Autant d’éléments qui rendent difficile la prise en charge en psychiatrie. Il s’agit cependant d’entendre ces raisons et résistances et de les intégrer à une réflexion qui puisse ne pas faire porter l’intégralité de ces soins sur les services de psychiatrie publique. En effet, nombre de ces sujets auteurs ne requièrent pas, dans un premier temps, des soins psychiques. Ils ont cependant, et souvent de manière urgente, besoin d’un cadre qui soit ferme et d’un accompagnement socio-éducatif présent, que ne peut souvent pas assurer une équipe psychiatrique. Du reste, c’est souvent au décours d’une telle prise en charge que, progressivement, le sujet pourra parvenir à élaborer son malaise interne ouvrant accès à une souffrance insue et pourra alors être accessible à un soin. Pour cela, il faut que, dans cet accompagnement le cadre tienne « coûte que coûte » pour éviter les reprises d’actions sexuelles violentes comme à Lille.

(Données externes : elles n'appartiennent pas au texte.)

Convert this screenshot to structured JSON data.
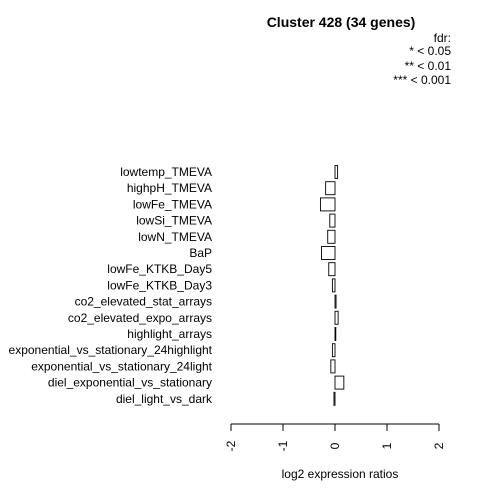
{
  "chart_data": {
    "type": "bar",
    "orientation": "horizontal",
    "title": "Cluster 428 (34 genes)",
    "legend": {
      "title": "fdr:",
      "entries": [
        "* < 0.05",
        "** < 0.01",
        "*** < 0.001"
      ],
      "placement": "top-right"
    },
    "xlabel": "log2 expression ratios",
    "ylabel": "",
    "xlim": [
      -2,
      2
    ],
    "xticks": [
      -2,
      -1,
      0,
      1,
      2
    ],
    "xtick_labels": [
      "-2",
      "-1",
      "0",
      "1",
      "2"
    ],
    "grid": false,
    "categories": [
      "lowtemp_TMEVA",
      "highpH_TMEVA",
      "lowFe_TMEVA",
      "lowSi_TMEVA",
      "lowN_TMEVA",
      "BaP",
      "lowFe_KTKB_Day5",
      "lowFe_KTKB_Day3",
      "co2_elevated_stat_arrays",
      "co2_elevated_expo_arrays",
      "highlight_arrays",
      "exponential_vs_stationary_24highlight",
      "exponential_vs_stationary_24light",
      "diel_exponential_vs_stationary",
      "diel_light_vs_dark"
    ],
    "values": [
      0.05,
      -0.18,
      -0.28,
      -0.1,
      -0.14,
      -0.26,
      -0.12,
      -0.05,
      0.02,
      0.06,
      0.01,
      -0.05,
      -0.08,
      0.17,
      -0.02
    ]
  }
}
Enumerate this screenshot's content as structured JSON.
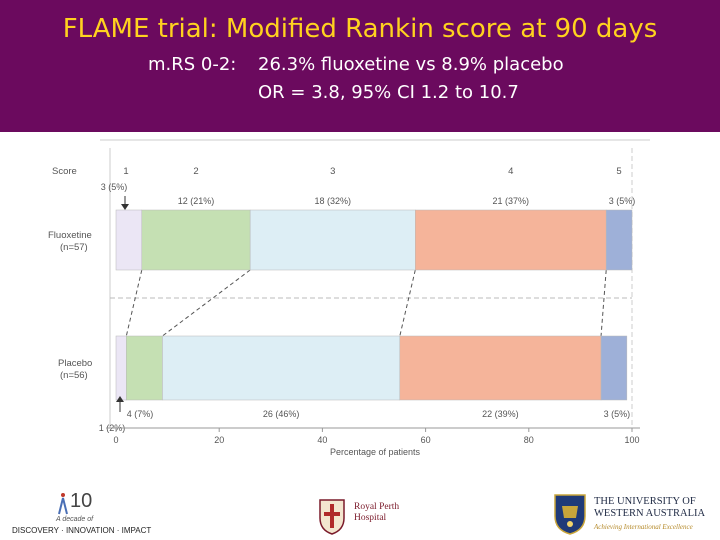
{
  "slide": {
    "title": "FLAME trial: Modified Rankin score at 90 days",
    "result_label": "m.RS 0-2:",
    "result_text": "26.3% fluoxetine vs 8.9% placebo",
    "or_text": "OR = 3.8, 95% CI 1.2 to 10.7",
    "colors": {
      "banner": "#6b0a5e",
      "title": "#ffd21f",
      "text": "#ffffff"
    }
  },
  "chart_data": {
    "type": "bar",
    "orientation": "horizontal-stacked",
    "xlabel": "Percentage of patients",
    "xlim": [
      0,
      100
    ],
    "xticks": [
      0,
      20,
      40,
      60,
      80,
      100
    ],
    "score_label": "Score",
    "categories": [
      "1",
      "2",
      "3",
      "4",
      "5"
    ],
    "colors": [
      "#ebe6f5",
      "#c5e0b3",
      "#ddeef5",
      "#f5b49a",
      "#9eb0d8"
    ],
    "series": [
      {
        "name": "Fluoxetine",
        "n_label": "(n=57)",
        "values": [
          5,
          21,
          32,
          37,
          5
        ],
        "labels": [
          "3 (5%)",
          "12 (21%)",
          "18 (32%)",
          "21 (37%)",
          "3 (5%)"
        ]
      },
      {
        "name": "Placebo",
        "n_label": "(n=56)",
        "values": [
          2,
          7,
          46,
          39,
          5
        ],
        "labels": [
          "1 (2%)",
          "4 (7%)",
          "26 (46%)",
          "22 (39%)",
          "3 (5%)"
        ]
      }
    ]
  },
  "footer": {
    "decade_number": "10",
    "decade_sub": "A decade of",
    "decade_tagline": "DISCOVERY · INNOVATION · IMPACT",
    "hospital_name": "Royal Perth Hospital",
    "university_name_line1": "THE UNIVERSITY OF",
    "university_name_line2": "WESTERN AUSTRALIA",
    "university_motto": "Achieving International Excellence"
  }
}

C’est là  que pourrait intervenir une prise en charge interinstitutionnelle qui reste à inventer pour les AVS judiciarisés. Elle aurait pour objectif de lier ponctuellement autour d’un cas, différents partenaires (et donc institutions mais certainement aussi des partenaires citoyens locaux comme les Comités Locaux de Santé Mentale) pour assurer la prise en charge la plus pertinente, avec pour contrainte première d’assurer un cadre continu dans le temps. Il s’agirait d’une sorte de travail en réseau sans l’infrastructure du réseau toujours coûteuse en personnel et en argent. Dans un tel espace, qui pourrait fonctionner sur la base de convention ponctuelle, l’équipe de psychiatrie n’interviendrait que lorsqu’un soin de ce type serait requis. Ici, les centres ressources pourraient être des partenaires pouvant repérer les sources et ressources d’une région pour, dans les cas qui les nécessitent, organiser ce type d’accompagnement thérapeutique pour les sujets sous main de justice, tout en assurant le travail logistique nécessaire à ces prises en charge, dont les supervisions.